Frage: Zur Freiheit gehört auch, dass man sie ab und zu verteidigen muss. Bis zu welcher Grenze sind sie denn bereit dazu, sollten sie wieder mitregieren. Die Welt ist ein Pulverfass, da wird es immer schwerer, zu entscheiden.

Beer: Die Freien Demokraten haben ja zu ganz unterschiedlichen Zeitpunkten, gerade über das Amt des Außenministers, gezeigt, dass sie Verantwortung auch international einbezogen übernehmen. Wir setzen uns für Bürger- und Menschenrechte weltweit ein. Auch dafür muss Deutschland besser aufgestellt sein.

Frage: Was schlagen sie vor?

Beer: Insbesondere die momentan sehr nebeneinander her existierenden Ressourcen des Auswärtigen Amtes, der Verteidigung und der Entwicklung müssten stärker miteinander vernetzt sein.

Frage: Kompetenzen lässt sich aber niemand gerne nehmen.

Beer: Eine derartige Verzahnung würde uns aber effizienter machen. Wenn ich vor Ort schon mit wirtschaftlicher Zusammenarbeit präventiv bin, kann ich vielleicht den einen oder anderen Konflikt von vornherein vermeiden helfen und habe zusätzlich noch die Möglichkeiten, über die Diplomatie der Außenpolitik Einfluss zu nehmen, um gar nicht erst militärisch eingreifen zu müssen.

Frage: Und wenn das dann doch notwendig wäre?

Beer: Wenn Menschen in ihren Rechten bedroht und unterdrückt werden, müssen wir im Rahmen internationaler Einsätze der UN auch Verantwortung übernehmen. Das bedeutet natürlich, dass auch unsere Bundeswehr wieder besser ausgestattet werden muss.

Frage: Also wären sie auch für die berühmten 2 Prozent Rüstungsausgaben?

Beer: Wir meinen, es wäre zu kurz gedacht, nur über die 2 Prozent zu sprechen. Wenn wir Diplomatie, Entwicklungshilfe und Verteidigungshaushalt zusammenbringen, sollten wir 3 Prozent als Summe für diese drei Bereiche investieren.

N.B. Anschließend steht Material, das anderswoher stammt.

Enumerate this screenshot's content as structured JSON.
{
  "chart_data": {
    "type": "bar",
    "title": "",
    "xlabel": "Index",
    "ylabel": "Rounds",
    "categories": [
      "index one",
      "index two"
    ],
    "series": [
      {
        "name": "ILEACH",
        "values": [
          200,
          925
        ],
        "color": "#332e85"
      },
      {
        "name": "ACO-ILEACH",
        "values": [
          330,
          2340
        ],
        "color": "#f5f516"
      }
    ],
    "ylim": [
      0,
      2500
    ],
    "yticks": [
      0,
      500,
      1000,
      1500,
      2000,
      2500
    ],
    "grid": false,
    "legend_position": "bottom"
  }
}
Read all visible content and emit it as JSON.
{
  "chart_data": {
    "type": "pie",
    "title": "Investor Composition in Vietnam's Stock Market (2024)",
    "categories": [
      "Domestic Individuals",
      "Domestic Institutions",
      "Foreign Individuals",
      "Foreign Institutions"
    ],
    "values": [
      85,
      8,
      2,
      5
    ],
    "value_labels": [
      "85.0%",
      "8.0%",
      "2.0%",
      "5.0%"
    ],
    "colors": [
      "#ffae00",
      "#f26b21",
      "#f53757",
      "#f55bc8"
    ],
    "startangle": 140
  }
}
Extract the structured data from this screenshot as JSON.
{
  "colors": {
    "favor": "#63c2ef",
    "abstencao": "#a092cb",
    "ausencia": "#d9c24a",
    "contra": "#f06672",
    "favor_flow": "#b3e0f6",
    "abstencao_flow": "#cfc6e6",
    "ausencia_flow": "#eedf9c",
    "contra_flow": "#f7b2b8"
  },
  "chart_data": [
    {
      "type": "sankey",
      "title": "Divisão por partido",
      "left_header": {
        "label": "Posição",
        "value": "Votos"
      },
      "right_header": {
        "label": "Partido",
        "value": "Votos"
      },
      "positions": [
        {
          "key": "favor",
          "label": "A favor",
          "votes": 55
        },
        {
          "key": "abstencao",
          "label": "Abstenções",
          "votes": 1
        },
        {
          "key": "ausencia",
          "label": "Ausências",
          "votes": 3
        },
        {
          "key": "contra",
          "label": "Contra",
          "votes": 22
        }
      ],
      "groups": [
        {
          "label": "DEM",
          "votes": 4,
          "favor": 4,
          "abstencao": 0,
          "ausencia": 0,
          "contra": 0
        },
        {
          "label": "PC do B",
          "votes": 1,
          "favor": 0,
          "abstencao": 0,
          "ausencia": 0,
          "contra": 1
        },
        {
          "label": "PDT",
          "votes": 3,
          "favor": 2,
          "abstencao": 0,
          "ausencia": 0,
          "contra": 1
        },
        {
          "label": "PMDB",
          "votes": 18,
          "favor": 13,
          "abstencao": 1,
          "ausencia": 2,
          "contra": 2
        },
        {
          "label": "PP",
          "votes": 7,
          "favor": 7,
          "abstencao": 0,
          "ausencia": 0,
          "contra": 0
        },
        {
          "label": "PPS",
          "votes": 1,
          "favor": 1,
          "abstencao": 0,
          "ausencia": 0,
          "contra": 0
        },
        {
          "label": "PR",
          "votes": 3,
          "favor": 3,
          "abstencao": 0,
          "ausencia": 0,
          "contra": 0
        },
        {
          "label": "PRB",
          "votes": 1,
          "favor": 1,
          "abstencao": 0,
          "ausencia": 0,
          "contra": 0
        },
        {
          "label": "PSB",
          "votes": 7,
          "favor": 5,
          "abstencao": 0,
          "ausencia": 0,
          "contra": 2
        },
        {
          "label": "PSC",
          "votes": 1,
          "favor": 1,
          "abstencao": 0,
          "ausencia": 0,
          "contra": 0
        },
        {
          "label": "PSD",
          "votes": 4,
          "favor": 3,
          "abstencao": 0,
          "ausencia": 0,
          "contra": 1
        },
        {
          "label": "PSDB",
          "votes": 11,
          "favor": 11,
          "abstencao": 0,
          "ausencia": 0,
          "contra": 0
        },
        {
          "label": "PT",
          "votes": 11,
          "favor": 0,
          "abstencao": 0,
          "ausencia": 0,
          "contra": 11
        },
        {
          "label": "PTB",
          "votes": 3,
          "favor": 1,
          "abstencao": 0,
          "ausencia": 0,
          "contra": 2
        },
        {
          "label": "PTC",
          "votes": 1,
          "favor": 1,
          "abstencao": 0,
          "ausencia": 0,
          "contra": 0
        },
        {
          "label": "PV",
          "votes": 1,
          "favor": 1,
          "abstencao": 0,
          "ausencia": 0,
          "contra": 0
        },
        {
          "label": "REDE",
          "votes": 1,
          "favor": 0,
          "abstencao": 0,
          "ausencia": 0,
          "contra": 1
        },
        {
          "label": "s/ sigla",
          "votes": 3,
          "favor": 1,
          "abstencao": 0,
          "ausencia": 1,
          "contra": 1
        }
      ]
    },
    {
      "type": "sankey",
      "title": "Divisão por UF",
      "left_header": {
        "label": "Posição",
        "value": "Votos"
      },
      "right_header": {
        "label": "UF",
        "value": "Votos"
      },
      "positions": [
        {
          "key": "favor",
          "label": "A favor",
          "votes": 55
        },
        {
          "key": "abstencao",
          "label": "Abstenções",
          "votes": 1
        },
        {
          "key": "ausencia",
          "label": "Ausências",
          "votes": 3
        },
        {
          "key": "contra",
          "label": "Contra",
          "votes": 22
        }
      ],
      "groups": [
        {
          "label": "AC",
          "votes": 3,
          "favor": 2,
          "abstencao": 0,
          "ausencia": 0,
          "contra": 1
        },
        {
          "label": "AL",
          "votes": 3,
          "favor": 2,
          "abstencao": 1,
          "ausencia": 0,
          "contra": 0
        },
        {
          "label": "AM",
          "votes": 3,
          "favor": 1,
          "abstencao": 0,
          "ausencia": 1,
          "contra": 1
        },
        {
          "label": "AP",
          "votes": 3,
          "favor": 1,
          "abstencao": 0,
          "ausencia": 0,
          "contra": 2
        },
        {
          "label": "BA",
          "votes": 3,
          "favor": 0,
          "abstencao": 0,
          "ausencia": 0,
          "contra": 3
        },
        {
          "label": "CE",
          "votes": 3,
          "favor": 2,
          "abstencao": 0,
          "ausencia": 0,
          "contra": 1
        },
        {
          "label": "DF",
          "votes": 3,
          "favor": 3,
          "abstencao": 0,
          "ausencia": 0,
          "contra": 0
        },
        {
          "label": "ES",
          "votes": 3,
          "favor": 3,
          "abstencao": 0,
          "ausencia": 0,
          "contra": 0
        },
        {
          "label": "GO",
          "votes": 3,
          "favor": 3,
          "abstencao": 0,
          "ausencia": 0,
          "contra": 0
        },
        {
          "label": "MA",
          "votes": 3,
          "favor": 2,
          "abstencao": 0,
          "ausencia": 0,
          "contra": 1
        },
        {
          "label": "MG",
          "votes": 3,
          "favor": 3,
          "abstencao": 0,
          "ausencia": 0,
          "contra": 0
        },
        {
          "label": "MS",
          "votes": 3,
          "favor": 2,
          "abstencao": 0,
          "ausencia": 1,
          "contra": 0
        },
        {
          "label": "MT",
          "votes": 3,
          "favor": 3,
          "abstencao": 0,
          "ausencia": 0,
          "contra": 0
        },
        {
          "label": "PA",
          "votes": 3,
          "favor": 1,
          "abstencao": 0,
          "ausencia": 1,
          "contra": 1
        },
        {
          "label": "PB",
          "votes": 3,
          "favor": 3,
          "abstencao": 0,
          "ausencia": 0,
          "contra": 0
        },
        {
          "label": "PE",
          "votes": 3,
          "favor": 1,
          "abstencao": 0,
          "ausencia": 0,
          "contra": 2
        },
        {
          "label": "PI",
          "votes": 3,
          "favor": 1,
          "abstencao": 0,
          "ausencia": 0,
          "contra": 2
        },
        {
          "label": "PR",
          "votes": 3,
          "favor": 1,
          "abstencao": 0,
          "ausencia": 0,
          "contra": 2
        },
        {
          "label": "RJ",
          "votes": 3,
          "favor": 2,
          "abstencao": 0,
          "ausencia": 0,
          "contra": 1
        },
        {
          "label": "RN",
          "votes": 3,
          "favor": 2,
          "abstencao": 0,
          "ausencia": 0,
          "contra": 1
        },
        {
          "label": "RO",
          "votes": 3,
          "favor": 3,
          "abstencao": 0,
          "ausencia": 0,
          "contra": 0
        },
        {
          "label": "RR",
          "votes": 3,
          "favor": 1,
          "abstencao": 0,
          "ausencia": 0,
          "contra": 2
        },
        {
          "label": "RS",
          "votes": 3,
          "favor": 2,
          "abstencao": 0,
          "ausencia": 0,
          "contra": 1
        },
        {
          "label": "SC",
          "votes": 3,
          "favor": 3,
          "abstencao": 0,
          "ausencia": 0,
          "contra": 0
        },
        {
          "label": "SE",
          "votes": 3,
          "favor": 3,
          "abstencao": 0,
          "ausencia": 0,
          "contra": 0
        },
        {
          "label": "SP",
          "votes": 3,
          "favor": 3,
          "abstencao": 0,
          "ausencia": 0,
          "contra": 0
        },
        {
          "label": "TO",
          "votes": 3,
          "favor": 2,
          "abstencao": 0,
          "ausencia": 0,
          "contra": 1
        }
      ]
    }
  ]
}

Frage: Auch innenpolitisch gilt es die Freiheit des Einzelnen und sein Recht auf Selbstbestimmung immer wieder zu verteidigen. Wie gefährdet ist beides in Deutschland wirklich gerade wieder?

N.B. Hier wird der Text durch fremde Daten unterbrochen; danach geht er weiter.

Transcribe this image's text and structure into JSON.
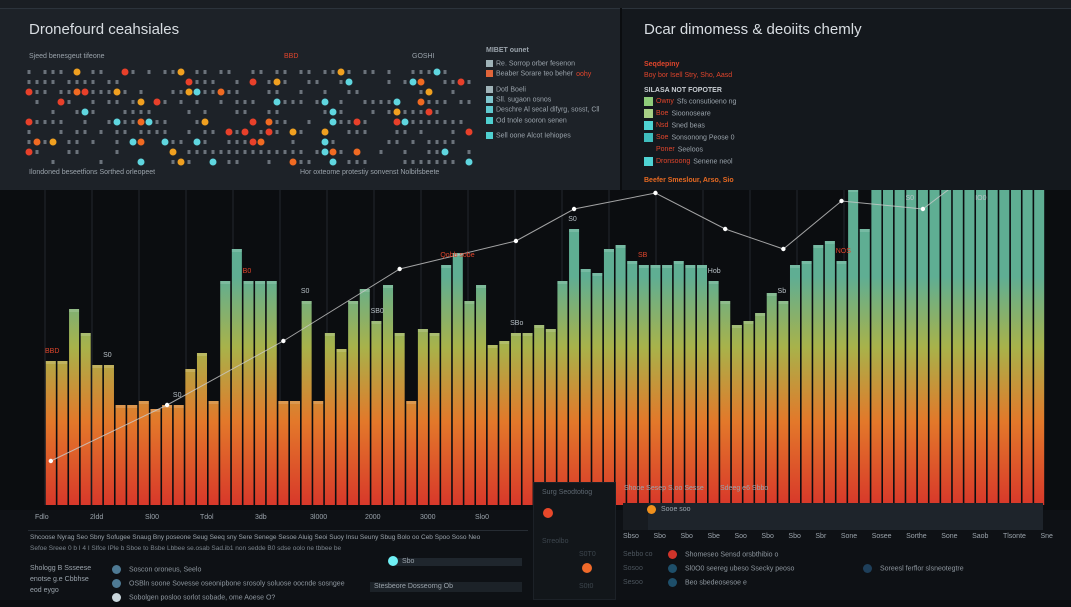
{
  "left_panel": {
    "title": "Dronefourd ceahsiales",
    "subtitle": "Sjeed benesgeut tifeone",
    "marker_label": "BBD",
    "right_label": "GOSHI",
    "footer_left": "Ilondoned beseetfions Sorthed orleopeet",
    "footer_mid": "Hor oxteome protestiy sonvenst Nolbifsbeete",
    "legend_title": "MIBET ounet",
    "legend": [
      {
        "label": "Re. Sorrop orber fesenon",
        "color": "#9fb3b8"
      },
      {
        "label": "Beaber Sorare teo beher",
        "extra": "oohy",
        "color": "#e0653a"
      },
      {
        "label": "Dotl Boeli",
        "color": "#9fb3b8"
      },
      {
        "label": "Sll. sugaon osnos",
        "color": "#7fc7cf"
      },
      {
        "label": "Deschre Al secal difyrg, sosst, Cll",
        "color": "#5fc9cf"
      },
      {
        "label": "Od tnole sooron senen",
        "color": "#4fd0d0"
      },
      {
        "label": "Sell oone Alcot Iehiopes",
        "color": "#4fd0d0"
      }
    ]
  },
  "right_panel": {
    "title": "Dcar dimomess & deoiits chemly",
    "sub_red": "Seqdepiny",
    "sub_red2": "Boy bor Isell Stry, Sho, Aasd",
    "legend_title": "SILASA NOT FOPOTER",
    "legend": [
      {
        "tag": "Owny",
        "label": "Sfs consutioeno ng",
        "color": "#8fcc7a"
      },
      {
        "tag": "Boe",
        "label": "Sioonoseare",
        "color": "#a8cf86"
      },
      {
        "tag": "Nsd",
        "label": "Sned beas",
        "color": "#4fd3d3"
      },
      {
        "tag": "Soe",
        "label": "Sonsonong Peose 0",
        "color": "#3fbdbd"
      },
      {
        "tag": "Poner",
        "label": "Seeloos",
        "color": "#14181d"
      },
      {
        "tag": "Dronsoong",
        "label": "Senene neol",
        "color": "#4fd3d3"
      }
    ],
    "footer_orange": "Beefer Smeslour, Arso, Sio"
  },
  "chart_data": {
    "type": "bar",
    "ylim": [
      0,
      110
    ],
    "values": [
      36,
      36,
      49,
      43,
      35,
      35,
      25,
      25,
      26,
      24,
      25,
      25,
      34,
      38,
      26,
      56,
      64,
      56,
      56,
      56,
      26,
      26,
      51,
      26,
      43,
      39,
      51,
      54,
      46,
      55,
      43,
      26,
      44,
      43,
      60,
      63,
      51,
      55,
      40,
      41,
      43,
      43,
      45,
      44,
      56,
      69,
      59,
      58,
      64,
      65,
      61,
      60,
      60,
      60,
      61,
      60,
      60,
      56,
      51,
      45,
      46,
      48,
      53,
      51,
      60,
      61,
      65,
      66,
      61,
      79,
      69,
      83,
      80,
      81,
      86,
      81,
      85,
      94,
      88,
      94,
      93,
      89,
      95,
      103,
      105,
      103
    ],
    "line": {
      "x": [
        0,
        10,
        20,
        30,
        40,
        45,
        52,
        58,
        63,
        68,
        75,
        80,
        85
      ],
      "y": [
        11,
        25,
        41,
        59,
        66,
        74,
        78,
        69,
        64,
        76,
        74,
        85,
        86
      ]
    },
    "colors": {
      "top": "#5fae93",
      "mid": "#a8b24a",
      "low": "#e3782a",
      "base": "#d8382a",
      "line": "#c9c9c9"
    },
    "annotations": [
      "BBD",
      "S0",
      "S0",
      "B0",
      "S0",
      "SB0",
      "Qobb sobe",
      "SBo",
      "S0",
      "SB",
      "Hob",
      "Sb",
      "NOS",
      "S0",
      "IO0"
    ]
  },
  "bottom": {
    "axis_labels": [
      "Fdlo",
      "2ldd",
      "Sl00",
      "Tdol",
      "3db",
      "3l000",
      "2000",
      "3000",
      "Slo0"
    ],
    "row1": "Shcoose Nyrag Seo Sbny Sofugee Snaug Bny poseone Seug Seeq sny Sere Senege Sesoe Aluig Seoi Suoy Insu Seuny Sbug Bolo oo Ceb Spoo Soso Neo",
    "row2": "Sefoe Sreee 0 b I 4 I Slfce IPle b Sboe to Bsbe Lbbee se.osab Sad.ib1 non sedde B0 sdse oolo ne tbbee be",
    "left_block": [
      "Shologg B Ssseese",
      "enotse g.e Cbbhse",
      "eod eygo"
    ],
    "legend_left": [
      {
        "label": "Soscon oroneus, Seelo",
        "color": "#4e7a94"
      },
      {
        "label": "OSBln soone Sovesse oseonipbone srosoly soluose oocnde sosngee",
        "color": "#4e7a94"
      },
      {
        "label": "Sobolgen posloo sorlot sobade, ome Aoese O?",
        "color": "#c9d6dc"
      }
    ],
    "progress_label": "Sbo",
    "progress_caption": "Stesbeore Dosseorng Ob",
    "mid_panel_title": "Surg Seodtotiog",
    "mid_panel_values": [
      "Srreolbo",
      "S0T0",
      "S0t0"
    ],
    "right_panel_title": "Shooe Sesep S.oo Sesse",
    "right_panel_sub": "Sdeeg e6 Sbbo",
    "right_panel_bar_label": "Sooe soo",
    "progress": 0.06,
    "right_ticks": [
      "Sbso",
      "Sbo",
      "Sbo",
      "Sbe",
      "Soo",
      "Sbo",
      "Sbo",
      "Sbr",
      "Sone",
      "Sosee",
      "Sorthe",
      "Sone",
      "Saob",
      "Tlsonte",
      "Sne"
    ],
    "right_legend": [
      {
        "label": "Shomeseo Sensd orsbthibio o",
        "color": "#d0342a"
      },
      {
        "label": "Sl0O0 seereg ubeso Ssecky peoso",
        "color": "#1e4f6a"
      },
      {
        "label": "Beo sbedeosesoe e",
        "color": "#1e4f6a"
      },
      {
        "label": "Soreesl ferflor slsneotegtre",
        "color": "#1e3f5a"
      }
    ],
    "right_legend_left": [
      "Sebbo co",
      "Sosoo",
      "Sesoo"
    ]
  }
}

Beer: Ich finde es unglaublich, wie momentan quasi auf den letzten Drücker, weil man nur noch zwei Sitzungswochen hat, Gesetze durchgedrückt werden, die unser aller Freiheit über die Maße einschränken. So geschehen bei der Nutzung von Mautdaten, dem Einsatz von Staatstrojanern oder dem Netzwerkdurchsetzungsgesetz. Zur Bekämpfung des Terrorismus sind die nicht wirklich nötig. Das BKA und der Staatsschutz sind ausreichend ermächtigt, dagegen vorzugehen. Aber mit den neuen Gesetzen ist es nun möglich, dass auch völlig Unbeteiligte komplett ausgespäht werden.

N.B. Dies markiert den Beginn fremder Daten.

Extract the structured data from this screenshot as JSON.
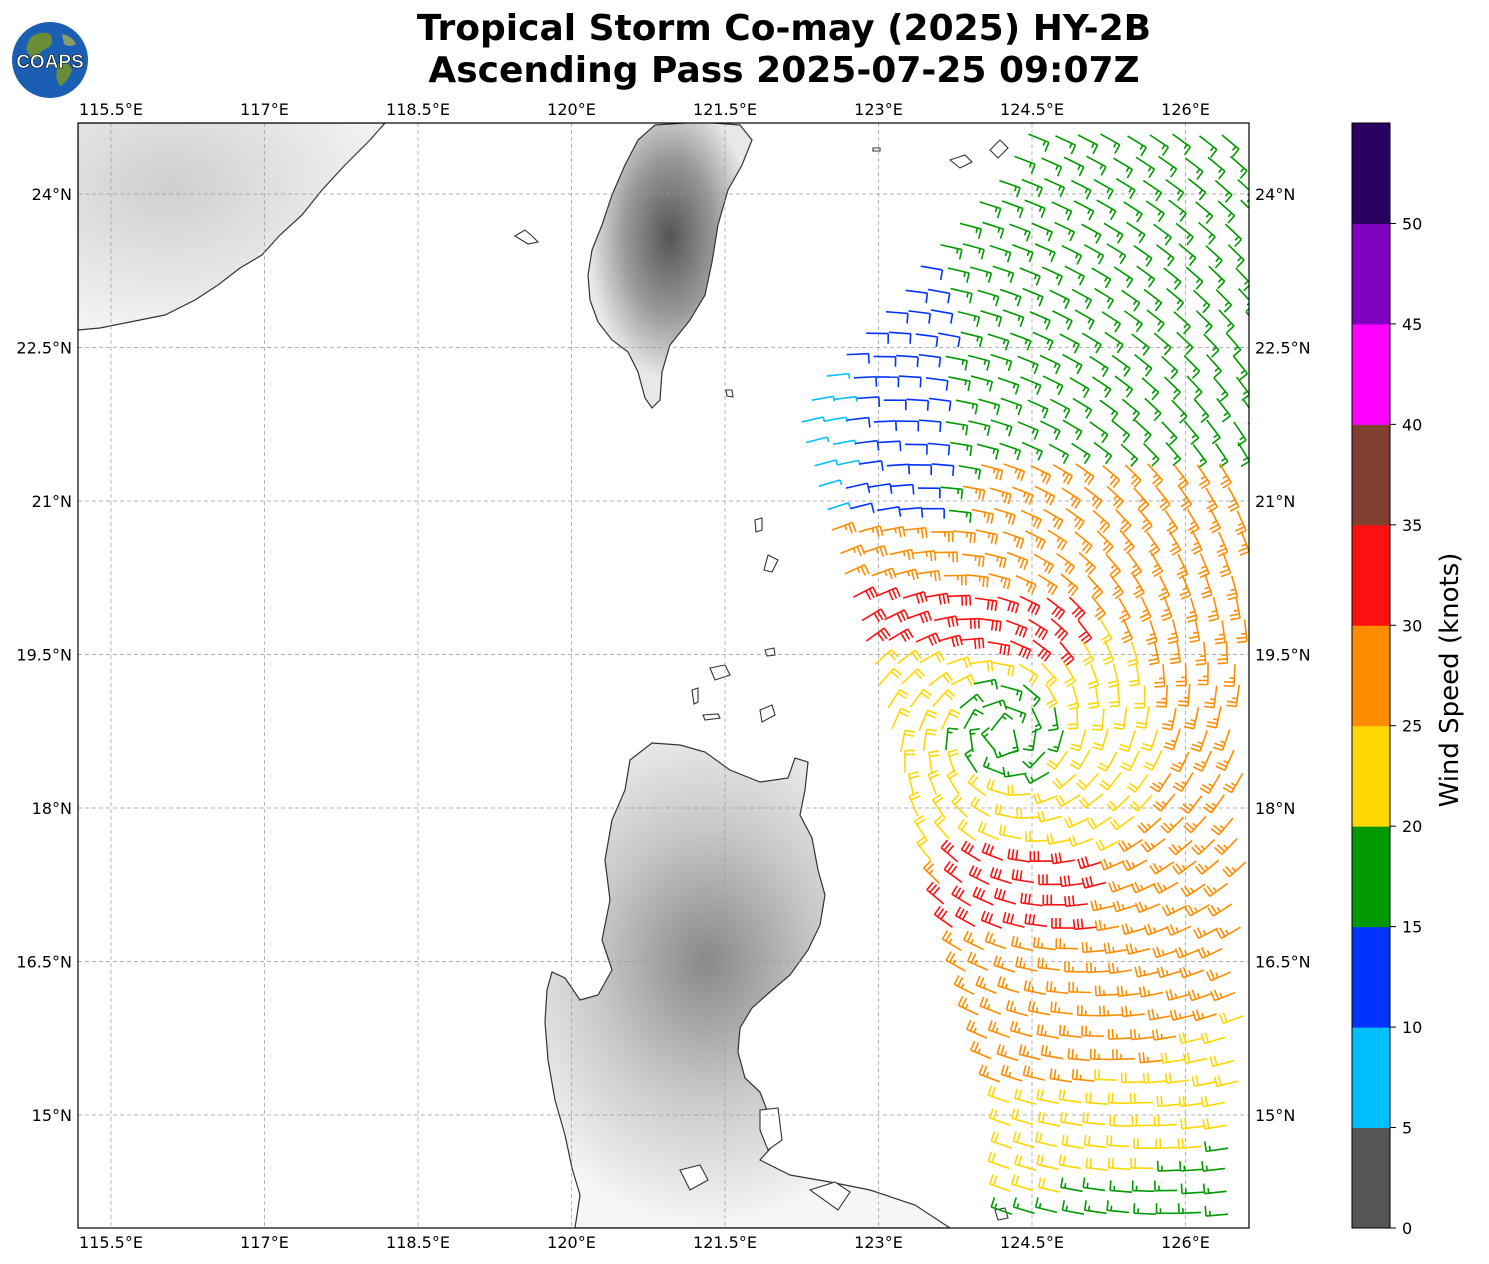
{
  "title": {
    "line1": "Tropical Storm Co-may (2025) HY-2B",
    "line2": "Ascending Pass 2025-07-25 09:07Z"
  },
  "logo": {
    "text": "COAPS",
    "icon": "globe-icon"
  },
  "map": {
    "lon_ticks": [
      "115.5°E",
      "117°E",
      "118.5°E",
      "120°E",
      "121.5°E",
      "123°E",
      "124.5°E",
      "126°E"
    ],
    "lat_ticks": [
      "24°N",
      "22.5°N",
      "21°N",
      "19.5°N",
      "18°N",
      "16.5°N",
      "15°N"
    ],
    "lon_range": [
      115.2,
      126.6
    ],
    "lat_range": [
      13.9,
      24.7
    ],
    "gridlines": true,
    "land_features": [
      "Taiwan",
      "Luzon",
      "South China coast"
    ],
    "wind_barbs": "HY-2B scatterometer wind barbs east of Luzon and Taiwan"
  },
  "colorbar": {
    "title": "Wind Speed (knots)",
    "ticks": [
      "0",
      "5",
      "10",
      "15",
      "20",
      "25",
      "30",
      "35",
      "40",
      "45",
      "50"
    ],
    "colors": [
      "#555555",
      "#00bfff",
      "#0033ff",
      "#009900",
      "#ffd700",
      "#ff8c00",
      "#ff1010",
      "#804030",
      "#ff00ff",
      "#8000c0",
      "#2a0060"
    ]
  }
}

Frage: Würden sie das wieder ändern?

Beer: Das ist unsere Aufgabe. Wir wollen Sicherheit im Rahmen unseres Rechtsstaates organisieren. Offensichtlich sind ein SPD-Justizminister und ein CDU-Innenminister gerade dabei, den Rechtsstaat immer weiter auszuhöhlen. Es geht aber darum, Sicherheit im Rahmen des Rechtsstaates zu gewährleisten und nicht den Rechtsstaat für eine Generalbespitzelung zu opfern.

Frage: Das ist aber schwierig in Zeiten wie diesen.

Beer: Die Freien Demokraten – eben gerade nach den Erfahrungen der Vergangenheit – treten nicht als Schönwetterpolitiker an. Wir sind in der Lage, Verantwortung zu übernehmen.